Saturday, 16 January 2016

Little things I love about Italy

I'm always feel sad when I have to leave Italy. It is by far my favourite country that I have ever visited for so many reasons. I'm in love with the language, I'm in love with the landscape, I'm in love with so many aspects of the culture. It can be hard to remember, as I board my plane and leave it all behind me for another few months, how incredibly fortunate I am to have been there in the first place.

As I begin to write more about travel, I'm sure that my love affair with the Bel Paese will become more apparent. To get things started I thought that I would write about some of the country's little quirks that may not be so obvious to people who have never visited. As you read, try to remember that Italy is a very diverse country, and each region is fiercely proud of their own unique culture and traditions. These points hold true to my experience of Italy, which I'm sure is more limited than some of you reading. I spent six months last year living, working and traveling around Northern Italy (mostly in a town called Padua), and have since then been back to visit three times... so far. These are some of the little things that I wanted to express my gratitude for, following my most recent trip.
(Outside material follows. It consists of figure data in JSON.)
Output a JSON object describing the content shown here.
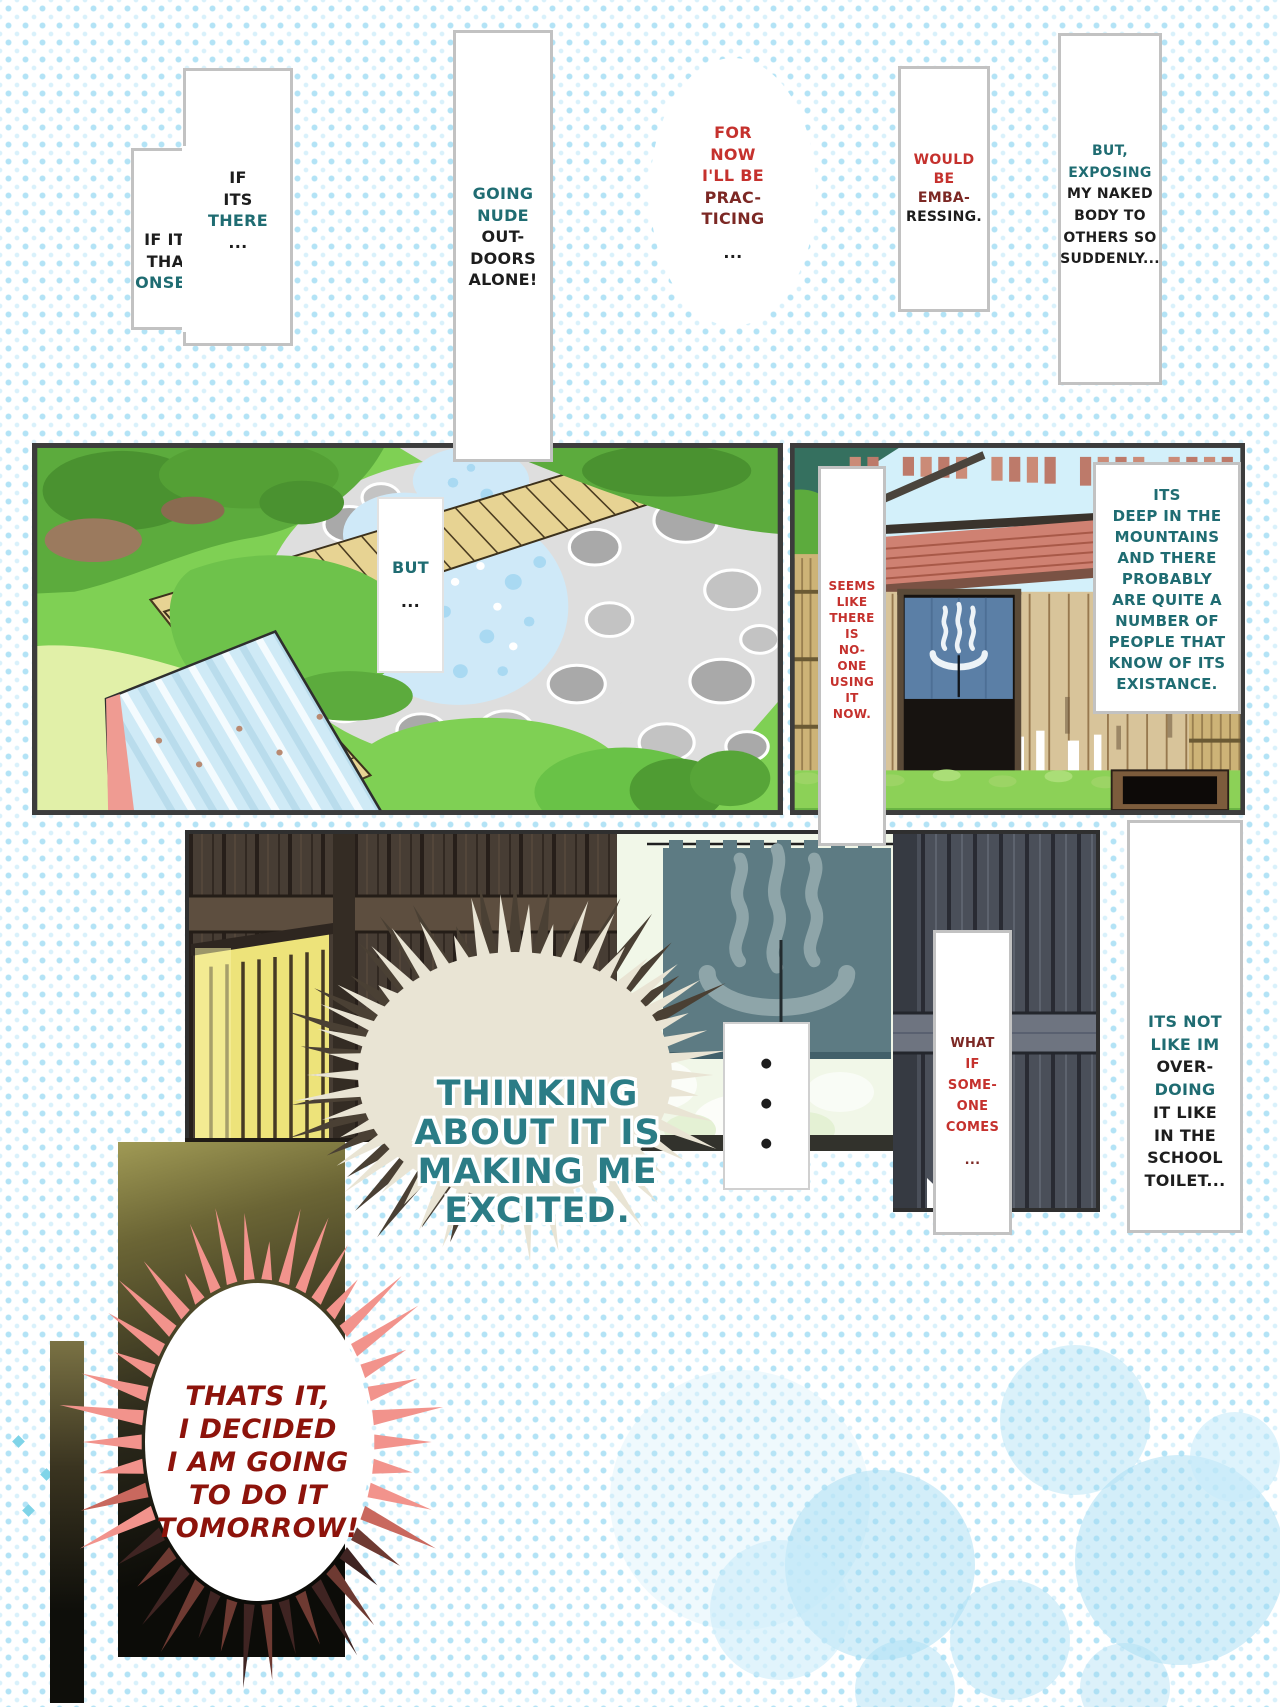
{
  "palette": {
    "halftone_dot": "#aee2f6",
    "panel_border": "#3c3c3c",
    "bubble_border": "#c2c2c2",
    "text_black": "#1d1d1d",
    "text_teal": "#1f6c72",
    "text_red": "#c5312d",
    "text_maroon": "#7c2824",
    "caption_teal": "#2b7c86",
    "caption_dark_red": "#8d130b",
    "noren_blue": "#5b7fa6",
    "noren_teal": "#5d7b83",
    "burst_pink": "#f2938c",
    "burst_cream": "#e9e4d4"
  },
  "icons": {
    "onsen_symbol": "hot-spring-mark"
  },
  "bubbles": {
    "if_that_onsen": {
      "lines": [
        {
          "t": "IF ITS",
          "c": "black"
        },
        {
          "t": "THAT",
          "c": "black"
        },
        {
          "t": "ONSEN.",
          "c": "teal"
        }
      ]
    },
    "if_its_there": {
      "lines": [
        {
          "t": "IF",
          "c": "black"
        },
        {
          "t": "ITS",
          "c": "black"
        },
        {
          "t": "THERE",
          "c": "teal"
        },
        {
          "t": "...",
          "c": "black"
        }
      ]
    },
    "going_nude": {
      "lines": [
        {
          "t": "GOING",
          "c": "teal"
        },
        {
          "t": "NUDE",
          "c": "teal"
        },
        {
          "t": "OUT-",
          "c": "black"
        },
        {
          "t": "DOORS",
          "c": "black"
        },
        {
          "t": "ALONE!",
          "c": "black"
        }
      ]
    },
    "for_now": {
      "lines": [
        {
          "t": "FOR",
          "c": "red"
        },
        {
          "t": "NOW",
          "c": "red"
        },
        {
          "t": "I'LL BE",
          "c": "red"
        },
        {
          "t": "PRAC-",
          "c": "maroon"
        },
        {
          "t": "TICING",
          "c": "maroon"
        },
        {
          "t": "...",
          "c": "black"
        }
      ]
    },
    "would_be": {
      "lines": [
        {
          "t": "WOULD",
          "c": "red"
        },
        {
          "t": "BE",
          "c": "red"
        },
        {
          "t": "EMBA-",
          "c": "maroon"
        },
        {
          "t": "RESSING.",
          "c": "black"
        }
      ]
    },
    "but_exposing": {
      "lines": [
        {
          "t": "BUT,",
          "c": "teal"
        },
        {
          "t": "EXPOSING",
          "c": "teal"
        },
        {
          "t": "MY NAKED",
          "c": "black"
        },
        {
          "t": "BODY TO",
          "c": "black"
        },
        {
          "t": "OTHERS SO",
          "c": "black"
        },
        {
          "t": "SUDDENLY...",
          "c": "black"
        }
      ]
    },
    "but_ellipsis": {
      "lines": [
        {
          "t": "BUT",
          "c": "teal"
        },
        {
          "t": "...",
          "c": "black"
        }
      ]
    },
    "seems_like": {
      "lines": [
        {
          "t": "SEEMS",
          "c": "red"
        },
        {
          "t": "LIKE",
          "c": "red"
        },
        {
          "t": "THERE",
          "c": "red"
        },
        {
          "t": "IS",
          "c": "red"
        },
        {
          "t": "NO-",
          "c": "red"
        },
        {
          "t": "ONE",
          "c": "red"
        },
        {
          "t": "USING",
          "c": "red"
        },
        {
          "t": "IT",
          "c": "red"
        },
        {
          "t": "NOW.",
          "c": "red"
        }
      ]
    },
    "its_deep": {
      "lines": [
        {
          "t": "ITS",
          "c": "teal"
        },
        {
          "t": "DEEP IN THE",
          "c": "teal"
        },
        {
          "t": "MOUNTAINS",
          "c": "teal"
        },
        {
          "t": "AND THERE",
          "c": "teal"
        },
        {
          "t": "PROBABLY",
          "c": "teal"
        },
        {
          "t": "ARE QUITE A",
          "c": "teal"
        },
        {
          "t": "NUMBER OF",
          "c": "teal"
        },
        {
          "t": "PEOPLE THAT",
          "c": "teal"
        },
        {
          "t": "KNOW OF ITS",
          "c": "teal"
        },
        {
          "t": "EXISTANCE.",
          "c": "teal"
        }
      ]
    },
    "silence_dots": {
      "lines": [
        {
          "t": "●",
          "c": "black"
        },
        {
          "t": "●",
          "c": "black"
        },
        {
          "t": "●",
          "c": "black"
        }
      ]
    },
    "what_if": {
      "lines": [
        {
          "t": "WHAT",
          "c": "maroon"
        },
        {
          "t": "IF",
          "c": "red"
        },
        {
          "t": "SOME-",
          "c": "red"
        },
        {
          "t": "ONE",
          "c": "red"
        },
        {
          "t": "COMES",
          "c": "red"
        },
        {
          "t": "...",
          "c": "maroon"
        }
      ]
    },
    "its_not": {
      "lines": [
        {
          "t": "ITS NOT",
          "c": "teal"
        },
        {
          "t": "LIKE IM",
          "c": "teal"
        },
        {
          "t": "OVER-",
          "c": "black"
        },
        {
          "t": "DOING",
          "c": "teal"
        },
        {
          "t": "IT LIKE",
          "c": "black"
        },
        {
          "t": "IN THE",
          "c": "black"
        },
        {
          "t": "SCHOOL",
          "c": "black"
        },
        {
          "t": "TOILET...",
          "c": "black"
        }
      ]
    }
  },
  "captions": {
    "thinking": {
      "lines": [
        {
          "t": "THINKING",
          "c": "cap-teal"
        },
        {
          "t": "ABOUT IT IS",
          "c": "cap-teal"
        },
        {
          "t": "MAKING ME",
          "c": "cap-teal"
        },
        {
          "t": "EXCITED.",
          "c": "cap-teal"
        }
      ]
    },
    "thats_it": {
      "lines": [
        {
          "t": "THATS IT,",
          "c": "cap-dark-red"
        },
        {
          "t": "I DECIDED",
          "c": "cap-dark-red"
        },
        {
          "t": "I AM GOING",
          "c": "cap-dark-red"
        },
        {
          "t": "TO DO IT",
          "c": "cap-dark-red"
        },
        {
          "t": "TOMORROW!",
          "c": "cap-dark-red"
        }
      ]
    }
  }
}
Spremuta - Not a fan of coffee? Can't quite handle your caffeine? Replace your macchiato in the morning or afternoon - let's face it, any time is coffee time in Italy - with a freshly squeezed orange juice. So refreshing and zingy, and will quench your thirst better than that espresso ever could.

Street music - It's a foggy, brisk evening and you're walking to meet your friends in the piazza. You're sauntering down a narrow, cobbled street. You turn the corner only to be faced with a man playing Silent Night on the harmonica. Yes this really happened, and yes it did feel like I was walking through a film set.

Fruit and veg - Great quality fruit and vegetables are so easy to come by in Italy: the local market and even supermarket are bursting with fresh, juicy produce. The culture surrounding food in Italy is so very wholesome and good. It's something special to see. I've seen small children sitting at the table, as happy cracking open a peanut as they were with the chocolate bar they were munching on five minutes ago. Would I have even known how to crack open a peanut at two years old? Probably not.

Porta Cittadina - Italy has a wonderful way of mixing the contemporary with the historic. I often wonder whether the Italians realise how incredible that is: popping to the supermarket and passing stunning architecture with a lifespan and experience that surpasses any human's. This is something that is epitomised for me by the porte cittadine (city gates). Not every town has them, but in those that do they rarely seem to be separated off for the tourists. You find them next to your favourite bar, by the side of the road... Modern Italy has grown with and around them and they are integrated into its everyday life.

Sunday evening - Where I come from this means a cosy evening in. Some of the brave ones may venture out to the pub, but for me Sunday evenings have never been associated with being particularly sociable. This is not so for the Italians. While I can't speak for everyone, and Sunday evenings certainly aren't as bustling as Friday or Saturday evening, you'll still be hard pressed to find a parking spot near the centre. Many of the restaurants that are still open are full, bars are serving, and the little street food counter on the corner is open and in business until late.

Dinner parties - There's a time and a place for house parties, going out to dance and sipping a spritz in the piazza. Other than the latter, these are things we're probably all fairly familiar with. However when it comes to social events, there is one that Italians know how to do much better than us: the dinner party. For me there's nothing nicer than a small group of friends getting together to have some good food, and maybe some good wine too. Whether it's planned several weeks or just a couple of hours in advance, there is nothing pretentious about it. Although the fact that Italian cuisine seems to always be top notch without them even trying must take some of the pressure off.

It seems to me that Italian culture has understood the art of making the most out of what you've got, and enjoying every ounce of it. Bella vita, indeed.

Do you agree with these? Have you been to Italy? What did you love most?